1. Role-play. Children learn lots from role-playing with adults or other children. Parents can role play certain scenarios with their children, to teach them new social skills. For example; ‘Let’s pretend we are friends going to play at the playground and there is only one swing and we both want to go on it’. They can ‘role play’ how the child should respond and share. This sort of role playing can teach children so much. They have to solve a problem and think about what is right and wrong and fair, and communicate all this.

2. Turn-taking. This is an important part of play for young children and often young people find this hard. Try playing family games that involve turn taking so young people get used to coping with this again.
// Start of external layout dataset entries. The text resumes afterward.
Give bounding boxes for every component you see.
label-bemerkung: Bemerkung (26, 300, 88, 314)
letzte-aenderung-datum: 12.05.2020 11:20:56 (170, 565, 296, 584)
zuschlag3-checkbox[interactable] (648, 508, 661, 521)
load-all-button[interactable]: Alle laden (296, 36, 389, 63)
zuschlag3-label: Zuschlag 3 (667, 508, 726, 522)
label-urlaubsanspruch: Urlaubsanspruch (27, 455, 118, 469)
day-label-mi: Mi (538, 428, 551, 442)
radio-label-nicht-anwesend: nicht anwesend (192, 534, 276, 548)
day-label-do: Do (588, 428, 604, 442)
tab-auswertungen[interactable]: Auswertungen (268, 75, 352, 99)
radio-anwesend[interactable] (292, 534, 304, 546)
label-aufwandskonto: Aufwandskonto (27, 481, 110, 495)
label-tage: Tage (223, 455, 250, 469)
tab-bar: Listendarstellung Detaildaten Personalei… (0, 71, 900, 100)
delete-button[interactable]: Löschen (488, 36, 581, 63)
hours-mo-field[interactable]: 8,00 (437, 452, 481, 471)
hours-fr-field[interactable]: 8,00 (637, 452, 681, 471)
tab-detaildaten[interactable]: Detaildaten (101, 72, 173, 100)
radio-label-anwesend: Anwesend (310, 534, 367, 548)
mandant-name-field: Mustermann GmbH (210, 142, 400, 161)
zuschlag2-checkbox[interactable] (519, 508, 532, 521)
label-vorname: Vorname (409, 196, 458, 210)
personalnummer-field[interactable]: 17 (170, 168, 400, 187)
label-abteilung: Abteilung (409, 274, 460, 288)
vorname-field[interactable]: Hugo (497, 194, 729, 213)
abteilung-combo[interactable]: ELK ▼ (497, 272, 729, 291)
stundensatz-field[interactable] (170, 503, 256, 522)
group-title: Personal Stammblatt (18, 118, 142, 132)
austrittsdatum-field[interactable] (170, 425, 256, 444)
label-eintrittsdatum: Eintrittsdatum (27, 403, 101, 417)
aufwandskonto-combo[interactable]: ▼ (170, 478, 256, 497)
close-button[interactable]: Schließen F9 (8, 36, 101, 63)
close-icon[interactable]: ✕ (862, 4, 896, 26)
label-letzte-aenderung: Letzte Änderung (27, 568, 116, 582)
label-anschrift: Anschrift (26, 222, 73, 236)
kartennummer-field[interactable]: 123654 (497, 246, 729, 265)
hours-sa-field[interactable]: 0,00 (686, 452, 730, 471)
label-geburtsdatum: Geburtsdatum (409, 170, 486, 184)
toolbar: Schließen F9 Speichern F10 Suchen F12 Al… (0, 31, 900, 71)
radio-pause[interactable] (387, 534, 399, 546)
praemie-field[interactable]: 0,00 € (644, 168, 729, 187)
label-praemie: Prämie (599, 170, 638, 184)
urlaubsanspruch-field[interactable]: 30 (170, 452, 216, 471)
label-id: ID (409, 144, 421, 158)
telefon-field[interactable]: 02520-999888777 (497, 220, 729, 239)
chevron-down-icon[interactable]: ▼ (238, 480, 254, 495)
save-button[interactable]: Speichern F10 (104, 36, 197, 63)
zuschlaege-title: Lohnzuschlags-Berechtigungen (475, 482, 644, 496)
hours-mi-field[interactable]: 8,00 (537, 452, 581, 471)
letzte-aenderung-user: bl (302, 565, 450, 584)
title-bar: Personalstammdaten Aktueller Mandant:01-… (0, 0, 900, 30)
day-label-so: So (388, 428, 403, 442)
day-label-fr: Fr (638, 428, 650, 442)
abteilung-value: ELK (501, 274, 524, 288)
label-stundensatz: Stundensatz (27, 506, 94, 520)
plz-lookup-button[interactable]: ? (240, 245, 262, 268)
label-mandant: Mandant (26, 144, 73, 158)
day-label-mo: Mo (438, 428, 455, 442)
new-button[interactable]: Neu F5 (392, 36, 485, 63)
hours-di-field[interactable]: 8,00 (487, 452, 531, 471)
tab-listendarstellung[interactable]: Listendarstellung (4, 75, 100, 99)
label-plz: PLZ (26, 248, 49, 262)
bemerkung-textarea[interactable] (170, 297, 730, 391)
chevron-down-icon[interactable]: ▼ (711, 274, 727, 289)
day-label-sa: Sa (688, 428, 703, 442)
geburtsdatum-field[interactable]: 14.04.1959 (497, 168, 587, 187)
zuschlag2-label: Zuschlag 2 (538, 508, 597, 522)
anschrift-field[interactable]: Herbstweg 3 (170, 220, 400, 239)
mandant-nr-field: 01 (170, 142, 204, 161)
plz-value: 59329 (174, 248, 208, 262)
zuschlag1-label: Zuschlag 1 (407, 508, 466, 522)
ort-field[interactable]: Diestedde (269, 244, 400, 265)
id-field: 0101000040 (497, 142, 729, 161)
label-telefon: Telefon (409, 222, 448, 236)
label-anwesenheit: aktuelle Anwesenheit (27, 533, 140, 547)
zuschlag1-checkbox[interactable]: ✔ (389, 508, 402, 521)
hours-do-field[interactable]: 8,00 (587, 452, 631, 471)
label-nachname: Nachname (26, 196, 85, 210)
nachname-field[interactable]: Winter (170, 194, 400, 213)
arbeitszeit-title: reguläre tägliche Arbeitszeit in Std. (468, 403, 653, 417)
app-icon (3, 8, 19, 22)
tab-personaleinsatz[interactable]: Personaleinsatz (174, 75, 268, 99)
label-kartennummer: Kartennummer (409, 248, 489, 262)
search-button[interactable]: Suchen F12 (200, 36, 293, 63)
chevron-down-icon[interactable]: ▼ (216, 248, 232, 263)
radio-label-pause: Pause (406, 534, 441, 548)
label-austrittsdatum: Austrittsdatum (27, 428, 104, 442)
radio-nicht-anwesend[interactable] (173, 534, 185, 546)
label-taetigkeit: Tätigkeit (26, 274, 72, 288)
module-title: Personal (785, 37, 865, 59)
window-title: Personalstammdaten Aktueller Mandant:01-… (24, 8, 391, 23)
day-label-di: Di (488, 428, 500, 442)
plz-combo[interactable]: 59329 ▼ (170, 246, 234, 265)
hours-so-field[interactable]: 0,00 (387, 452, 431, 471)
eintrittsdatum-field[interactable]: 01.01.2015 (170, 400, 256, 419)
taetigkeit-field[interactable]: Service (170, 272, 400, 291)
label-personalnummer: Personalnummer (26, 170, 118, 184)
3. ‘Emotion reading’ games. These can be fun and useful games to play with your child. Write down an emotion on a piece of paper and take it in turns to act them out with body language and facial expressions. Often difficulties in the playground occur due to young people misreading each other's body language.”

Child play
Make believe play typically sees children acting out scenarios or stories in which they explore and test out different roles, perspectives, ideas, and emotions.

What about pretend play?

“Pretend or ‘make believe’ play typically sees children acting out scenarios or stories in which they explore and test out different roles, perspectives, ideas, and emotions. This might involve play with conventional toys, like a young child’s attempts to feed a doll or race toy vehicles against one another. It may also involve more symbolic or imaginative interactions, when objects are used to represent something else entirely,” explains Ola Ahmed, Consultant Lead Child and Adolescent Psychologist, Priory Wellbeing Centre, Dubai and Abu Dhabi.

Ahmed offers these tips to better a child’s imagination:

Provide toys and materials that lend to pretend play. This could include toy vehicles, dolls/figurines, playdough and costumes for dressing up. Props and objects representing everyday objects such as a toy kitchen set are also helpful for encouraging pretend play. When playing with toddlers, consider modelling and prompting pretend play using puppets and toys that can ‘come to life’.
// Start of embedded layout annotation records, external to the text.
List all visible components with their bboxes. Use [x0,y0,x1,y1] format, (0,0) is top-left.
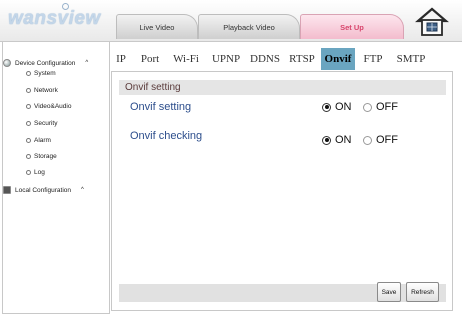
tab-port[interactable]: Port [134,48,166,70]
tab-onvif[interactable]: Onvif [321,48,355,70]
radio-label: ON [335,134,352,146]
onvif-checking-on-radio[interactable]: ON [322,134,352,146]
onvif-checking-off-radio[interactable]: OFF [363,134,398,146]
local-config-icon [3,186,11,194]
collapse-caret-icon[interactable]: ^ [81,187,84,193]
radio-selected-icon [322,135,331,145]
tab-wifi[interactable]: Wi-Fi [168,48,204,70]
onvif-setting-off-radio[interactable]: OFF [363,101,398,113]
tab-smtp[interactable]: SMTP [390,48,432,70]
sidebar-item-storage[interactable]: Storage [26,153,57,160]
sidebar-local-configuration[interactable]: Local Configuration ^ [3,183,84,197]
tab-ftp[interactable]: FTP [358,48,388,70]
sidebar-item-video-audio[interactable]: Video&Audio [26,103,71,110]
tab-ddns[interactable]: DDNS [246,48,284,70]
collapse-caret-icon[interactable]: ^ [85,60,88,66]
section-title: Onvif setting [119,80,446,95]
tab-ip[interactable]: IP [111,48,131,70]
onvif-setting-on-radio[interactable]: ON [322,101,352,113]
device-config-icon [3,59,11,67]
radio-unselected-icon [363,102,372,112]
onvif-settings-panel: Onvif setting Onvif setting ON OFF Onvif… [111,71,453,311]
radio-label: OFF [376,101,398,113]
radio-selected-icon [322,102,331,112]
radio-label: OFF [376,134,398,146]
onvif-setting-label: Onvif setting [130,101,192,113]
tab-live-video[interactable]: Live Video [116,14,198,39]
tab-playback-video[interactable]: Playback Video [198,14,300,39]
refresh-button[interactable]: Refresh [406,282,439,302]
sidebar-device-configuration[interactable]: Device Configuration ^ [3,56,88,70]
wansview-logo: wansview [8,8,101,29]
sidebar-item-system[interactable]: System [26,70,56,77]
sidebar-head-label: Device Configuration [15,59,76,67]
tab-upnp[interactable]: UPNP [206,48,246,70]
save-button[interactable]: Save [377,282,401,302]
radio-label: ON [335,101,352,113]
sidebar-item-security[interactable]: Security [26,120,57,127]
tab-set-up[interactable]: Set Up [300,14,404,39]
sidebar-item-log[interactable]: Log [26,169,45,176]
tab-rtsp[interactable]: RTSP [284,48,320,70]
sidebar [2,42,110,314]
home-icon[interactable] [415,6,449,38]
sidebar-item-alarm[interactable]: Alarm [26,137,51,144]
radio-unselected-icon [363,135,372,145]
top-bar: wansview Live Video Playback Video Set U… [0,0,462,42]
logo-mark-icon [62,3,69,10]
onvif-checking-label: Onvif checking [130,130,203,142]
sidebar-item-network[interactable]: Network [26,87,58,94]
sidebar-head-label: Local Configuration [15,186,72,194]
Let the kids take the lead. Instead of giving instructions or suggestions, try to comment on what your child is doing while they play. This child-directed approach allows play to progress at your child’s pace and according to their own interests and ideas, in turn supporting the emergence of flexible and creative thinking. In addition to this, regular child-directed play helps to foster strong parent-child relationships and therefore supports your child’s overall mental health and wellbeing.
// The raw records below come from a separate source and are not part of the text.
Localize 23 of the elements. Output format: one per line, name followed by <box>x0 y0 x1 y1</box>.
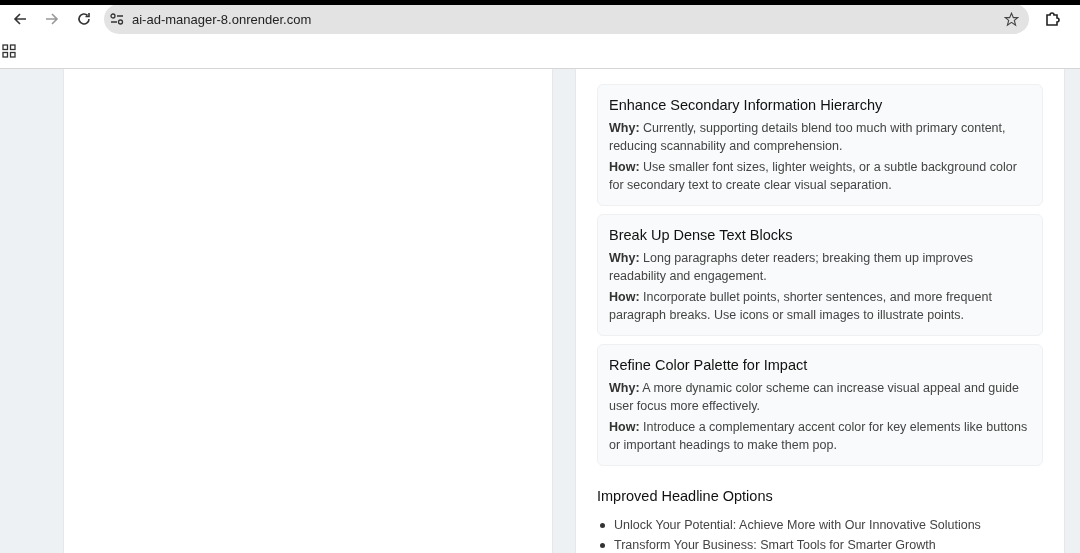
bullet-icon <box>600 522 605 528</box>
why-text: Why: Long paragraphs deter readers; breaking them up improves readability and engagement. <box>609 250 975 285</box>
address-bar[interactable]: ai-ad-manager-8.onrender.com <box>104 5 1029 34</box>
how-text: How: Use smaller font sizes, lighter weights, or a subtle background color for secondary text to create clear visual separation. <box>609 159 1018 194</box>
bullet-icon <box>600 542 605 548</box>
headline-option: Unlock Your Potential: Achieve More with Our Innovative Solutions <box>614 518 981 532</box>
headline-option: Transform Your Business: Smart Tools for Smarter Growth <box>614 538 936 552</box>
puzzle-piece-icon <box>1045 11 1061 27</box>
how-text: How: Incorporate bullet points, shorter sentences, and more frequent paragraph breaks. Use icons or small images to illustrate points. <box>609 289 993 324</box>
fix-title: Break Up Dense Text Blocks <box>609 227 794 243</box>
fix-title: Refine Color Palette for Impact <box>609 357 809 373</box>
reload-icon <box>77 12 91 26</box>
fix-title: Enhance Secondary Information Hierarchy <box>609 97 884 113</box>
site-settings-icon[interactable] <box>110 13 124 25</box>
forward-arrow-icon <box>45 12 59 26</box>
section-heading: Improved Headline Options <box>597 488 774 504</box>
url-text: ai-ad-manager-8.onrender.com <box>132 11 313 27</box>
how-text: How: Introduce a complementary accent color for key elements like buttons or important headings to make them pop. <box>609 419 1029 454</box>
why-text: Why: A more dynamic color scheme can increase visual appeal and guide user focus more effectively. <box>609 380 1020 415</box>
apps-icon[interactable] <box>2 43 16 58</box>
why-text: Why: Currently, supporting details blend too much with primary content, reducing scannability and comprehension. <box>609 120 1007 155</box>
back-arrow-icon <box>13 12 27 26</box>
star-icon[interactable] <box>1004 11 1019 27</box>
Ask questions. Help your child to demonstrate and build on their skills by showing an interest in their ideas and asking open-ended follow-up questions. Try reading and discussing imaginative stories jointly and encourage your child to consider what might happen next in the story. More broadly, providing your child with a wide range of life experiences is likely to help stimulate their creativity and imagination. Consider how you can provide the space, time, materials, and encouragement that your child requires to explore new experiences, both at home and elsewhere.

The whole draw of using play to teach is, the lesson becomes a by-product of a fun time. The child will absorb knowledge without even realising it. If they are engaged, teaching becomes child’s play.